Jobs and Prosperity on the E-Frontier
A Posts entry from Sunday, May 13, 2007I’m finally graduating from college this August. Problem is, I’ve only managed to acquire a BA in Arts and Letters over the last five years. Well, that and an amazing ability to write seven pages on anything three hours before the due date with little to no prep work. I occasionally watch Dirty Jobs and find myself sufficiently lacking in my ability to chainsaw dead horses for French cuisine or to wallow in the town’s collective fecal mater for twelve hours at a time. (As a quick aside, why doesn’t Dirty Jobs do porn episodes? Have they and I missed it? Are they saving it for sweeps?

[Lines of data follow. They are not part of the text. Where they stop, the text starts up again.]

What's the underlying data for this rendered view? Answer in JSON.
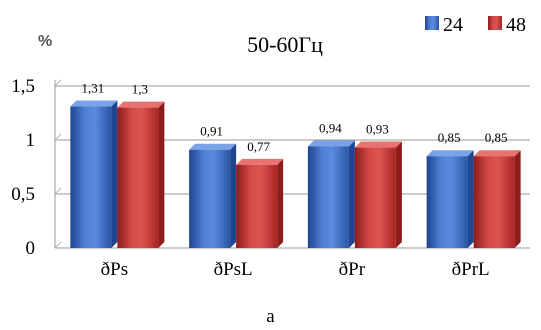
{
  "chart_data": {
    "type": "bar",
    "title": "50-60Гц",
    "ylabel": "%",
    "categories": [
      "ðPs",
      "ðPsL",
      "ðPr",
      "ðPrL"
    ],
    "series": [
      {
        "name": "24",
        "values": [
          1.31,
          0.91,
          0.94,
          0.85
        ],
        "labels": [
          "1,31",
          "0,91",
          "0,94",
          "0,85"
        ]
      },
      {
        "name": "48",
        "values": [
          1.3,
          0.77,
          0.93,
          0.85
        ],
        "labels": [
          "1,3",
          "0,77",
          "0,93",
          "0,85"
        ]
      }
    ],
    "ylim": [
      0,
      1.5
    ],
    "yticks": [
      {
        "value": 0,
        "label": "0"
      },
      {
        "value": 0.5,
        "label": "0,5"
      },
      {
        "value": 1,
        "label": "1"
      },
      {
        "value": 1.5,
        "label": "1,5"
      }
    ],
    "grid": true,
    "legend_position": "top-right",
    "colors": {
      "series_24": "#3f6fc6",
      "series_24_dark": "#1f4590",
      "series_24_light": "#7aa2e6",
      "series_48": "#cc3a38",
      "series_48_dark": "#8e1c1b",
      "series_48_light": "#e87270"
    }
  },
  "caption": "a"
}
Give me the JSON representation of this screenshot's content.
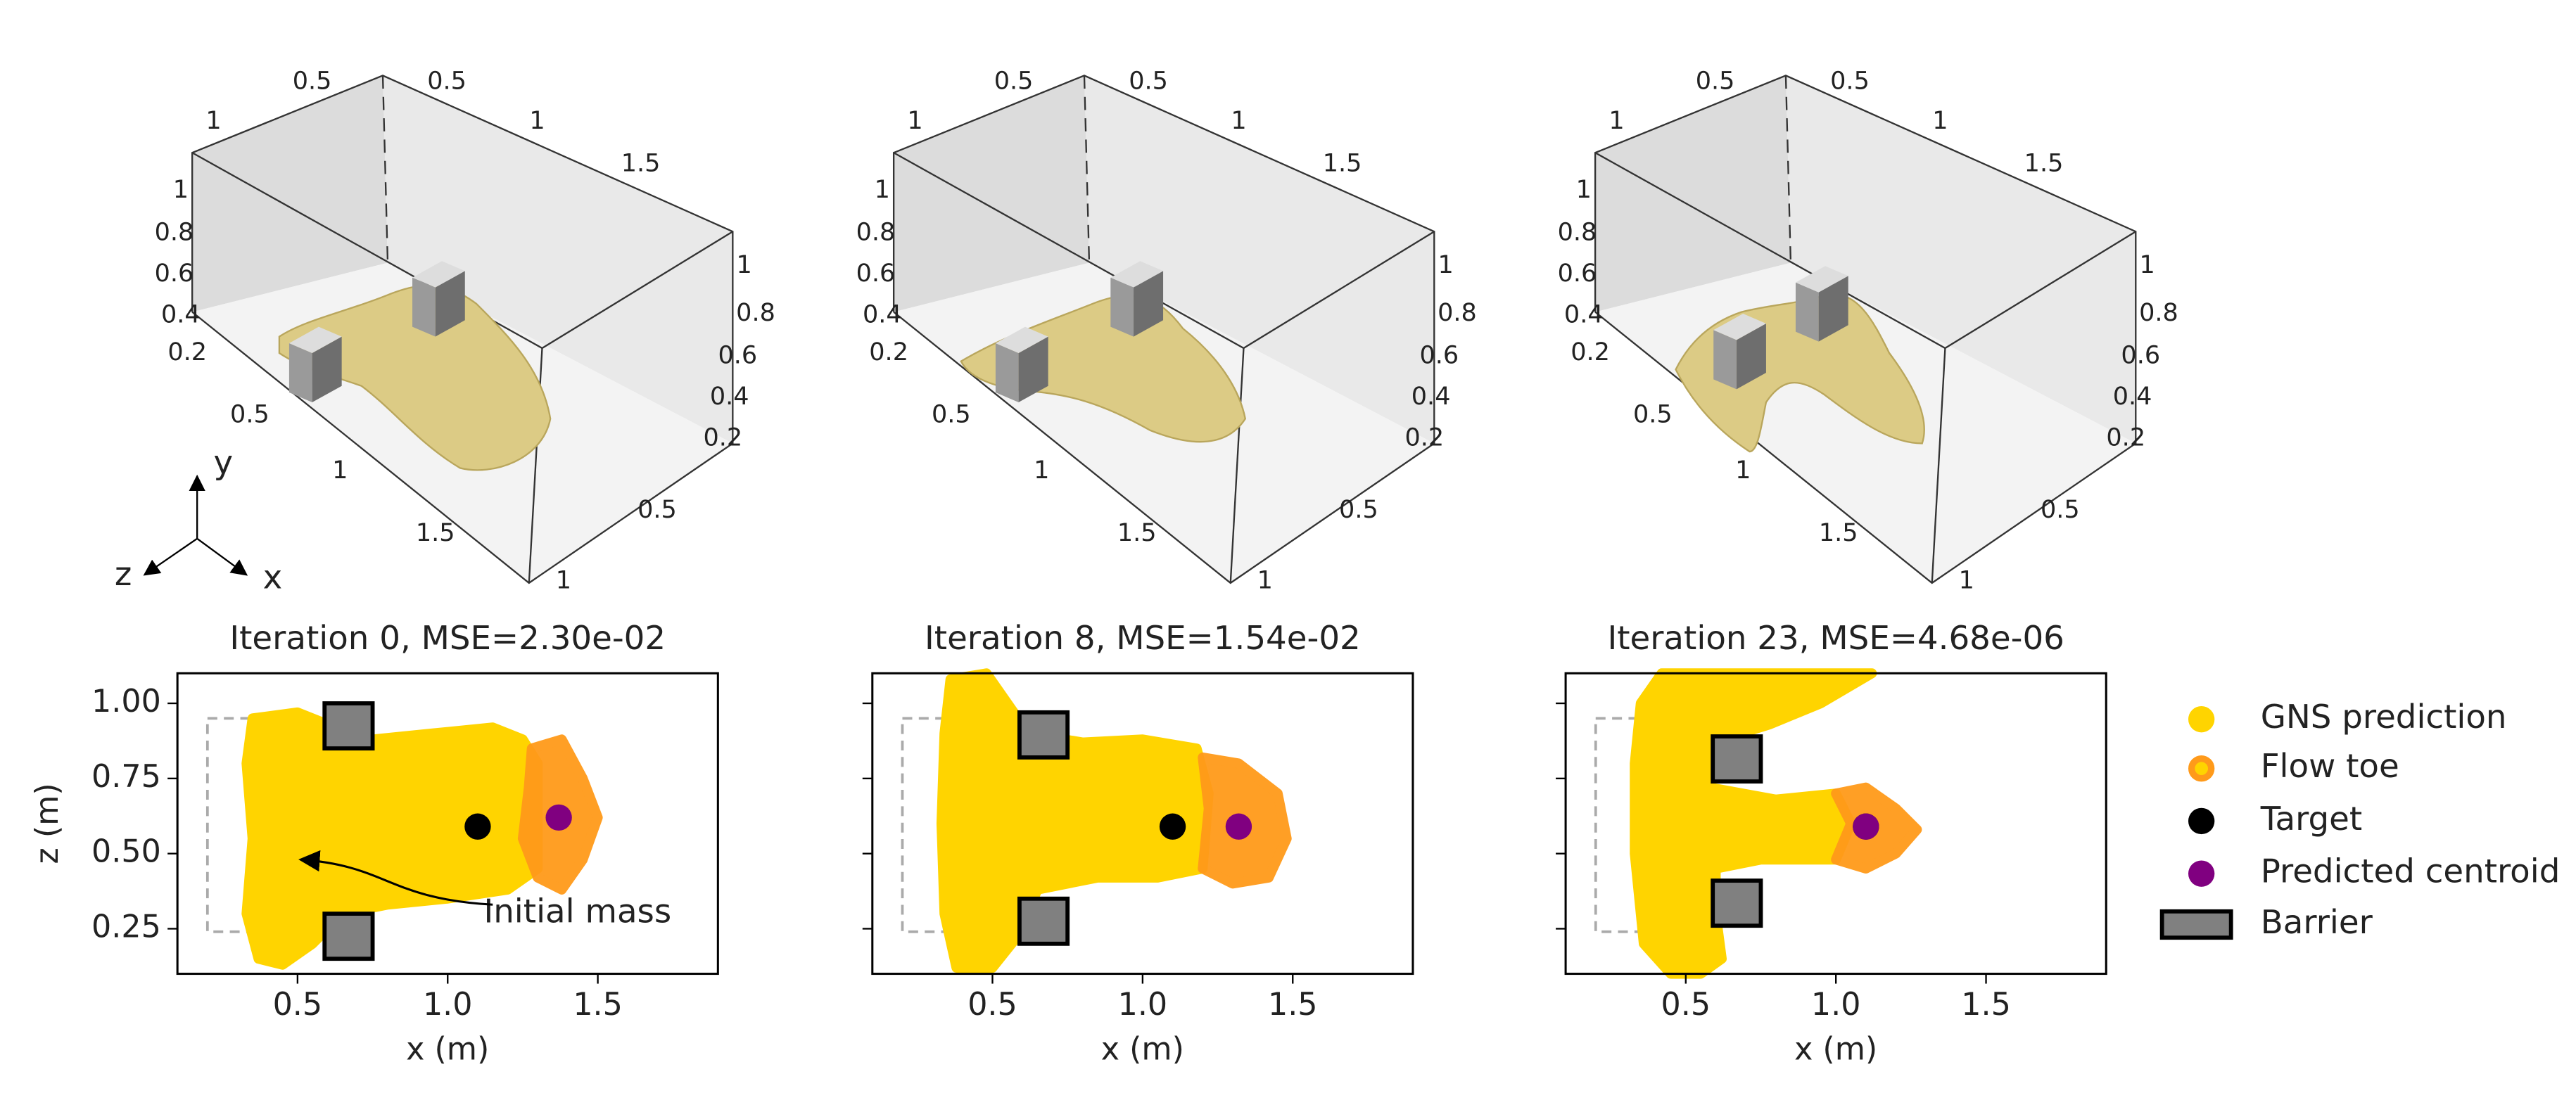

Can you imagine Mike Rowe trying to be a bottom for a day?)
I’m remarkably unemployable. I’ve tried getting real jobs on those few occasions where I decided I wanted to try and grow up, but nothing has really panned out. But now that I’m graduating, I’m going to need to find something else to do with my day, so I’m looking for jobs that I’m actually suited for. Thankfully, a lifelong revulsion of athleticism and the constant refusal of girls to touch me in my special place has made me adept at videogames. From handheld to console to PC, I can probably beat the dang thing in a few hours. And that means I have job opportunities now.
Awesome.
Job Possibility #1 – Member of the MLG
These are the guys trying to make Halo the next national pastime. Can you imagine that? Shooting the Covenant and space zombies may one day be a sport where everyone leaves at the seventh inning to beat the traffic! Dare to dream.
The MLG road tour offers tournaments from 4v4 Halo to Halo Free-for-all to 4v4 Rainbow Six: Vegas (they really need to offer a Sam & Max round to get me to play). They’re offering million dollar jackpots to winning teams and players. This actually might be something I could get into if some friends and relatives didn’t think they were too cool to play videogames anymore. It would be just like going to Tobis’ house!
The only real con I can say about the MLG is how the games and tournaments will undoubtedly change every few years. Those game companies like to make sequels, and they like to get people to play those sequels, so why not make the forefront video game players play those games? Sports greatness comes from repetition of training. Do you think A-Rod would be having such a great season if Steinbrenner decided the Yankees would play soccer in 2007? Well maybe soccer is a bit much. It’d be more like Cricket I think. Cricket that is played for 9 innings. Whatever.
Job Possibility #2 – MMO Gold Farmer
This is apparently a big thing in China already. Basically you have a nerd who sits in an Internet café and farms gold and xp on some dumb Massively Multiplayer Online game all day long. You then sell this junk for exorbitant prices. It makes sense, I mean, these people have lives, they don’t have the time or dedication of the crazy gold farmer to spend 80 hours in a row killing some stupid monsters. In fact, neither do I. Screw gold farming. If I’m ever that desperate for cash I’ll just become a prostitute.
Job Possibility #3 – Second Life Real Estate Mogul
You may have heard that Second Life is the next big thing according to some news source or whatever. But if you listen to Warren Ellis or Petey from Something Awful, you might be aware that this utopian alternative to reality is overrun with bestiality enthusiasts and pedophiles.
It’s really dumb how someone has made money with this. It’s the same as that Beanie Baby economy from the mid 1990s. People were shelling out $1500 for a cloth bat. It was an “investment.” But then one day, someone asked “Hey, why the HELL are we paying so much money for CLOTH BATS!?!?!?” and the economy collapsed overnight. Guess what happened to all those poor schmucks who hadn’t managed to resell their cloth bats yet? That’s right, they were stuck with a bunch of CLOTH BATS!
My point being, that this is an economy with an execution date. Eventually someone will realize that shelling this much money out for virtual land is really stupid. If you haven’t made your money by then, well, I guess you’re just out of luck. You’ll be stuck as landlord to a bunch of dog raping miscreants.
Which is a real shame, because if it weren’t for all the people, Second Life would be pretty cool. But I guess they serve a purpose of some sort, like making the Burger King job seem all that more reasonable. Watch the tube while I become a corporate shill.
You want fries with that? Sorry, sir, we’re closing and we just shut off the fryer.